« La ruche à robinet n’est pas adaptée au métabolisme des abeilles »
Nous vous parlions début de semaine de la ruche à robinet, qui permet, selon ses concepteurs, de récolter le miel facilement et de ne pas déranger les abeilles lors de la récolte. Le projet, publié sur une plateforme de financement participatif, atteint désormais 3,5 millions de dollars. Nous avons posé trois questions à Simonpierre Delorme, apiculteur et éthologue, qui ne voit pas forcément cette invention d’un bon oeil.
Vous pensez que la ruche à robinet n’est pas forcément une bonne idée, pourquoi ?
Cela force les abeilles à faire quelque chose qui n’est pas dans leur métabolisme, ce n’est pas sain. Une abeille change de fonction au cours de sa vie. Si on l’empêche de remplir correctement ces fonctions, notamment les fonctions glandulaires, cela peut raccourcir sa vie. Les abeilles sont programmées pour produire de la cire à une certaine époque de leur vie. Les abeilles « cirières » ont besoin de produire leur cire. Si on ne leur laisse pas assez de place pour qu’elles aient la chance de l’utiliser, cela va pousser les abeilles à l’essaimage (quand une partie des abeilles quittent la ruche avec une reine pour former une nouvelle colonie). Ce n’est pas vraiment une bonne chose pour l’apiculteur, ce n’est pas rentable, même si c’est une meilleure solution pour les abeilles.
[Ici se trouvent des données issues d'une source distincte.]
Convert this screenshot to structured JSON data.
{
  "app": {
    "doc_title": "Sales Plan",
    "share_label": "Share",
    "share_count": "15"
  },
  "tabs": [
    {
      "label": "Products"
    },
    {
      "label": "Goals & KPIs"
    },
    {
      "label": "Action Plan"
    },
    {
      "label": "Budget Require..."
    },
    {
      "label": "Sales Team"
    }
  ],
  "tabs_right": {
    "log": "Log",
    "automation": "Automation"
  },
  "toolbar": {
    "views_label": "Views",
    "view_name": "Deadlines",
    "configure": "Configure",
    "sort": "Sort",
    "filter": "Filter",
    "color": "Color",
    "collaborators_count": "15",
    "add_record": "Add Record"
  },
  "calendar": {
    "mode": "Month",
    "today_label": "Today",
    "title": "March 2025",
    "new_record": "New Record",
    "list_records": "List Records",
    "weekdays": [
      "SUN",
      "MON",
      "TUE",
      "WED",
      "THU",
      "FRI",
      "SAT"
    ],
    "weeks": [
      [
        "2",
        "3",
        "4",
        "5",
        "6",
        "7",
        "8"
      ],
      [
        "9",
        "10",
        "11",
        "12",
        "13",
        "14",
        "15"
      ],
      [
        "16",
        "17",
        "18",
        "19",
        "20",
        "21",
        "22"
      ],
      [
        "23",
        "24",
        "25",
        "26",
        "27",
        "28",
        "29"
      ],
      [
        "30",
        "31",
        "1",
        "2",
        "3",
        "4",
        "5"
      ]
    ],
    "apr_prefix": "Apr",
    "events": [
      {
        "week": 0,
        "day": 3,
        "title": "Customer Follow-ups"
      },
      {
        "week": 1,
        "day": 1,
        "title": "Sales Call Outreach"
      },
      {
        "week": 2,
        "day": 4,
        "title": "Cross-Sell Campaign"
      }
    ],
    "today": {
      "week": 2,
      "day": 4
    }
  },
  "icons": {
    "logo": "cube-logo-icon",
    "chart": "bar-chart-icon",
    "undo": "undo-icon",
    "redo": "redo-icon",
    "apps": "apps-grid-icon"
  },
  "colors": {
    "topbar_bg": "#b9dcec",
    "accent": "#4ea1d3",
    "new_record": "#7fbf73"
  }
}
Les apiculteurs sont des petits bricoleurs. Certains ont déjà aussi essayé de fournir des matières en plastique pour constituer la ruche, comme un cadre plus facile et nettoyable. La ruche à robinet, au fond, c’est ingénieux et amusant. Mais ce qui me dérange le plus, c’est la campagne et trois millions de dollars récoltés jusqu’à présent. Les abeilles sont à la mode et c’est un moyen de se faire de l’argent. C’est bien de vouloir protéger les abeilles, mais s’ils avaient inventé quelque chose pour protéger un animal moins connu, il n’y aurait pas eu, je pense, autant d’engouement.
Selon vous, l’argument « ne pas déranger et stresser les abeilles » n’a pas vraiment de valeurs. Pouvez-vous nous expliquer ?
Il y a beaucoup de choses qui peuvent stresser une abeille, mais depuis quand une récolte serait-elle dangereuse ? Il y a des moyens que l’on peut utiliser pour ne pas stresser les abeilles lors de la récolte du miel. On peut par exemple utiliser un « chasse-abeilles ». On le place la veille entre la hausse à miel qu’on devra récolter et le corps de ruche. C’est une sorte de nasse qui fait que les abeilles descendues le soir ne puissent plus remonter le lendemain. On pourra donc enlever la hausse et récolter le miel sans gêner ni stresser personne.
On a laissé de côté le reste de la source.